Can California employers have use-it-or-lose-it vacation?
No. Under Labor Code § 227.3 and Suastez v. Plastic Dress-Up Co. (1982), accrued vacation is wages and cannot be forfeited. 'Use by year-end or lose it' policies are illegal.
Can employers cap vacation accrual?
Yes — reasonable accrual caps are allowed. Once a worker hits the cap, they stop accruing more until they use some of the existing balance. The DLSE has considered caps of 1.5-2× annual accrual as reasonable. Existing accrued balances are protected; the cap only stops further accrual.

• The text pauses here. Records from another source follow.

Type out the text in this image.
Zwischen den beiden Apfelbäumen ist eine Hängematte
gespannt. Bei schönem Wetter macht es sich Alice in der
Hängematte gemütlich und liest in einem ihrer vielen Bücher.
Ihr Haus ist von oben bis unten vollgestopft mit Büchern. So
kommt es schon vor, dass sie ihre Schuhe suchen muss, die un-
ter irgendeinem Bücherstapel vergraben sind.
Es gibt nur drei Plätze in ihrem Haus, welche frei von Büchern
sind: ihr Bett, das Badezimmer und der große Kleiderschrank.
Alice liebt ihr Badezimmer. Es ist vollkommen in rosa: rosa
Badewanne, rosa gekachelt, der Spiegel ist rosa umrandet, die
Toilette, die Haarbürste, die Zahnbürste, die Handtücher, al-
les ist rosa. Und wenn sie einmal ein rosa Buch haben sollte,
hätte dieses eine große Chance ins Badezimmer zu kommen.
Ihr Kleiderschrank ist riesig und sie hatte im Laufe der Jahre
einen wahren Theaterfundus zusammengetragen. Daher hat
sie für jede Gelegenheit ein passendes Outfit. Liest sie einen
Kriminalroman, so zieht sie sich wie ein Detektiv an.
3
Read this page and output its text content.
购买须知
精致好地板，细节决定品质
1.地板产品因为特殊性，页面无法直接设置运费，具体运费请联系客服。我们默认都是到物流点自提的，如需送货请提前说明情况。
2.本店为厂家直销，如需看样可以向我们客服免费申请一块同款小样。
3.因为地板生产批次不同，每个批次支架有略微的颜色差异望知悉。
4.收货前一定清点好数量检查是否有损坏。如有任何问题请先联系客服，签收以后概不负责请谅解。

Does PTO have to pay out at termination too?
Yes, if the PTO can be used for any reason at the worker's choice. California treats vacation and 'general PTO' the same way under § 227.3. PTO that's restricted to sick-only does not have to pay out (treated as sick leave).
What rate does vacation pay out at?
At the worker's final rate of pay — usually their last hourly rate or salary equivalent. If the worker's rate increased over time, the higher final rate applies to all accrued vacation, not the rate at the time of accrual.
How does Teambridge handle this?
Vacation accrues per the configured policy (hours per period, etc.) and is tagged as wages on the wage statement. Caps stop further accrual but never forfeit existing balance. At separation, 100% of the balance pays out at the final rate as part of the final paycheck.
What if the worker had a 1-year-then-vest policy?
Vesting schedules are allowed for the FIRST year of employment only. After 1 year, vacation must accrue ratably as it is earned. A blanket '1-year-cliff' that forfeits everything if the worker leaves before 1 year is generally allowed; cliff periods longer than 1 year are problematic.